Hungary (now A3) is demonstrating lively economic activity, supported by household consumption and renewed investments due to flexible credit conditions and EU aid. Finland (now A2) has seen a drop in corporate insolvencies, down 6 percent in 2016 and a further 19 percent in the first half of 2017. Growth is forecast at 1.3 percent in 2017, with 1.7 percent expected for 2018.

Cyprus (now A4) is experiencing dynamic growth and has improved controls in its banking and public finance segments.

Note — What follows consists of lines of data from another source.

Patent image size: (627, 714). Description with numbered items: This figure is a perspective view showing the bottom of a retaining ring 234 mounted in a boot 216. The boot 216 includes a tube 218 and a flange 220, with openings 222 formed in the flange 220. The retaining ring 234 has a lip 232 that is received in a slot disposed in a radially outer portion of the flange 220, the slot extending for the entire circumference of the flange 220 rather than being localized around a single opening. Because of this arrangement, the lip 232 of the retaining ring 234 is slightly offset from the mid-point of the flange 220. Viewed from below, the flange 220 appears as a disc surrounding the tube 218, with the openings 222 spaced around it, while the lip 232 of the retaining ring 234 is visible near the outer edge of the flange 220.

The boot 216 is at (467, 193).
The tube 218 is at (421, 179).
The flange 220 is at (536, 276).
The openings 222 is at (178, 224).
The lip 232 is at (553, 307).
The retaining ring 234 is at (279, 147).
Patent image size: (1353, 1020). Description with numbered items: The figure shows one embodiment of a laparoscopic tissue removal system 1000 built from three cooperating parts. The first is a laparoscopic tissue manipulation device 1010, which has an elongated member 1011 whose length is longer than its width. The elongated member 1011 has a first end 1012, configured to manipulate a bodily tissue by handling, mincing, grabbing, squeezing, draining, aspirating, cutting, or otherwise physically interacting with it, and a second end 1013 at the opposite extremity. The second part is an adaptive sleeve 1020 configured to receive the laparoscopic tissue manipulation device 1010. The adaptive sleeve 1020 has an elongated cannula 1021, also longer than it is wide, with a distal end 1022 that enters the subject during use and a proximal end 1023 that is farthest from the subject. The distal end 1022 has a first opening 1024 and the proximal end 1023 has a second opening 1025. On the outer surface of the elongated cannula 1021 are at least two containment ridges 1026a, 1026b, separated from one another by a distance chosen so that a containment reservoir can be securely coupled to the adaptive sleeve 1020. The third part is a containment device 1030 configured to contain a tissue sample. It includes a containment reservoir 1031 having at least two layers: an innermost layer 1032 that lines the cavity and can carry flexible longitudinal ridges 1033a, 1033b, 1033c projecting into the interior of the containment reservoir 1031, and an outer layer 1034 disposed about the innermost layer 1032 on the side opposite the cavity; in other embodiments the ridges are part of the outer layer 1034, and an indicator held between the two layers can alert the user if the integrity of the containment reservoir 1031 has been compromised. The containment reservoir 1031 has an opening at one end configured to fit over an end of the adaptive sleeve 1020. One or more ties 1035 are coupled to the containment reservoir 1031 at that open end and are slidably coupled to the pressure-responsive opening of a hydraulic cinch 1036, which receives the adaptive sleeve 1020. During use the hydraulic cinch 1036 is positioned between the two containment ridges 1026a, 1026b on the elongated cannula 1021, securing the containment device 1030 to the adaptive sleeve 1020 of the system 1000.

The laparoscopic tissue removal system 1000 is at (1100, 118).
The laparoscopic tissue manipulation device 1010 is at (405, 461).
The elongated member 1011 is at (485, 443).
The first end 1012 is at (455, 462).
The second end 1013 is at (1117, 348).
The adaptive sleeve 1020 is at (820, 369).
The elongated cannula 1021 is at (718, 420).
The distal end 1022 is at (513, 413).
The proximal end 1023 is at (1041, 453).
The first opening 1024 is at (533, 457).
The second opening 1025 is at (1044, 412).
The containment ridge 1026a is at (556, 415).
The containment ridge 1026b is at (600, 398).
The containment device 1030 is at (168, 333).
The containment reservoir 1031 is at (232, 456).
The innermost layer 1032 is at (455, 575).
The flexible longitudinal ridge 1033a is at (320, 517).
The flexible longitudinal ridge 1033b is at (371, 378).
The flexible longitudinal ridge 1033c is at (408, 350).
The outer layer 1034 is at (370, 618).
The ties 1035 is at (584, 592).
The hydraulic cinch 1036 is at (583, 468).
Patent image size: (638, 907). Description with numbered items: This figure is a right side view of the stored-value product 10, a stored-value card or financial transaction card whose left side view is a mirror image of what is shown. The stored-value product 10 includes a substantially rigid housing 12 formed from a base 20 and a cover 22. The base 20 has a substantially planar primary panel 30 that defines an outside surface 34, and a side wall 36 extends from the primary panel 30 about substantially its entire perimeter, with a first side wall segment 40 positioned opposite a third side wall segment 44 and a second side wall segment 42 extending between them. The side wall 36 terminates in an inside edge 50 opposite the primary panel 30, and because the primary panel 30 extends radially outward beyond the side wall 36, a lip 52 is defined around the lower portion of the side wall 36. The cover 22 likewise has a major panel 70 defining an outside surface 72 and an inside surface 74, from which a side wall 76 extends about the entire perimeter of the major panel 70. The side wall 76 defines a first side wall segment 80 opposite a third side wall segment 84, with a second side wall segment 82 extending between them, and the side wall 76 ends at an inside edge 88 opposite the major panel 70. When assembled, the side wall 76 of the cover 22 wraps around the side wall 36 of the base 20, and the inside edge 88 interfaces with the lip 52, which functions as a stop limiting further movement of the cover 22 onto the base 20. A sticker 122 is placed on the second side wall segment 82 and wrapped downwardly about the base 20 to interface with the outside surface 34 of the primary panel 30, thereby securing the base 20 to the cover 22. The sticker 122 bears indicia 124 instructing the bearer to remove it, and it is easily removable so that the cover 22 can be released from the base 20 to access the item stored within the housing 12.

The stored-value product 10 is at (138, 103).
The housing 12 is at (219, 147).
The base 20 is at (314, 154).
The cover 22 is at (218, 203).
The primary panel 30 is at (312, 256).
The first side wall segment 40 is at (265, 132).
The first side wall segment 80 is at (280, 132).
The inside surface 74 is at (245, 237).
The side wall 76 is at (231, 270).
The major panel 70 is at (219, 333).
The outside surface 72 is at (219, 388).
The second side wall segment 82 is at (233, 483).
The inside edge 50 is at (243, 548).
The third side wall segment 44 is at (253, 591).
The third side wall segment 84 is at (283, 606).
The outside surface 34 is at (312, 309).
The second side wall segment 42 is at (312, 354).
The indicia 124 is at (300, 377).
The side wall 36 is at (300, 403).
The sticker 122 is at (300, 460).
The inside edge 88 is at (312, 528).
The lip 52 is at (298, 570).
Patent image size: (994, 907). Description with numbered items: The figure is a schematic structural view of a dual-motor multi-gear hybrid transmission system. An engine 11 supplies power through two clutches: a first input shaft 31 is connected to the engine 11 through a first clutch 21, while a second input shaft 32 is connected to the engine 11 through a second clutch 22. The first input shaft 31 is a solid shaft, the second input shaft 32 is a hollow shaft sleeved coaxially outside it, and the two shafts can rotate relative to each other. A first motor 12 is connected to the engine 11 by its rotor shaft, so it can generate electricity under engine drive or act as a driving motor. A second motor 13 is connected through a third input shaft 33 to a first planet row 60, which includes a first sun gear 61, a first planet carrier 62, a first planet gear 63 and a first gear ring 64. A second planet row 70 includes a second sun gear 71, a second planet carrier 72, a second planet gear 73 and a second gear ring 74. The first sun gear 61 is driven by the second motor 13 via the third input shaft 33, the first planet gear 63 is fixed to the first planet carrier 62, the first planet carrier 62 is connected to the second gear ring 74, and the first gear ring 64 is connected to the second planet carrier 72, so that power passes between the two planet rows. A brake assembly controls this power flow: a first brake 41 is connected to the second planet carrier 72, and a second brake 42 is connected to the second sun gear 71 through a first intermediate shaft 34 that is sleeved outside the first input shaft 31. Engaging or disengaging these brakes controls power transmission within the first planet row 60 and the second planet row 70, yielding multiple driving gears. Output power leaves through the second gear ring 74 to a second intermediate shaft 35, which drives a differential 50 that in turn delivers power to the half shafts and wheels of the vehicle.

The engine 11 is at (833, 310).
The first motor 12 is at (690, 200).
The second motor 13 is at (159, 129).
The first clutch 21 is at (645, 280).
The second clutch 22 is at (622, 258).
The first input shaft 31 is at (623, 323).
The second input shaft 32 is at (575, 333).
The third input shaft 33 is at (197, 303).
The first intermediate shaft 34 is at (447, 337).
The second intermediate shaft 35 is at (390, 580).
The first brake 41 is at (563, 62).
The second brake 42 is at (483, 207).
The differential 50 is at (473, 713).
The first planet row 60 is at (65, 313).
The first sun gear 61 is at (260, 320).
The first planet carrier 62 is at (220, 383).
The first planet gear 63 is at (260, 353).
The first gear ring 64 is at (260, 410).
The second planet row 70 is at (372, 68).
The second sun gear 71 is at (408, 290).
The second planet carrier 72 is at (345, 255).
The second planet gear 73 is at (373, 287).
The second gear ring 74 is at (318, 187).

Belarus (now C) is benefiting from the upturn in Russia and Europe, affecting both exports and household consumption.

Even so, the outlook is not improving for the major English-speaking countries, as illustrated by lackluster savings rates and wage dynamics in the USA and the UK. This is compounded by the lack of visibility around Donald Trump’s policies and the outcome of Brexit negotiations.

Within this more positive global economic environment, several sectors are rebounding. The pharmaceuticals industry is proving to be the lowest-risk sector in the world. In Western Europe, particularly in Italy, France and Germany, risk is now rated “low” due to well-established production and demand. Corporate insolvencies are low.

North America’s transport sector is now “low risk” category as a result of public investment.

The information and computer technology (ICT) sector is back on track in emerging Asian countries, China, and in Latin America, largely due to healthier household consumption. The risk is now rated “medium” in these regions and countries.

Retail in Latin America is now ranked “medium risk,” also due to household consumption that has been aided by falls in the unemployment rate and inflation.

Agrofood in Russia and South America is now “low risk.” Companies in Russia have benefited from the food embargo on Western products while South Africa’s excellent harvests have provided relief there.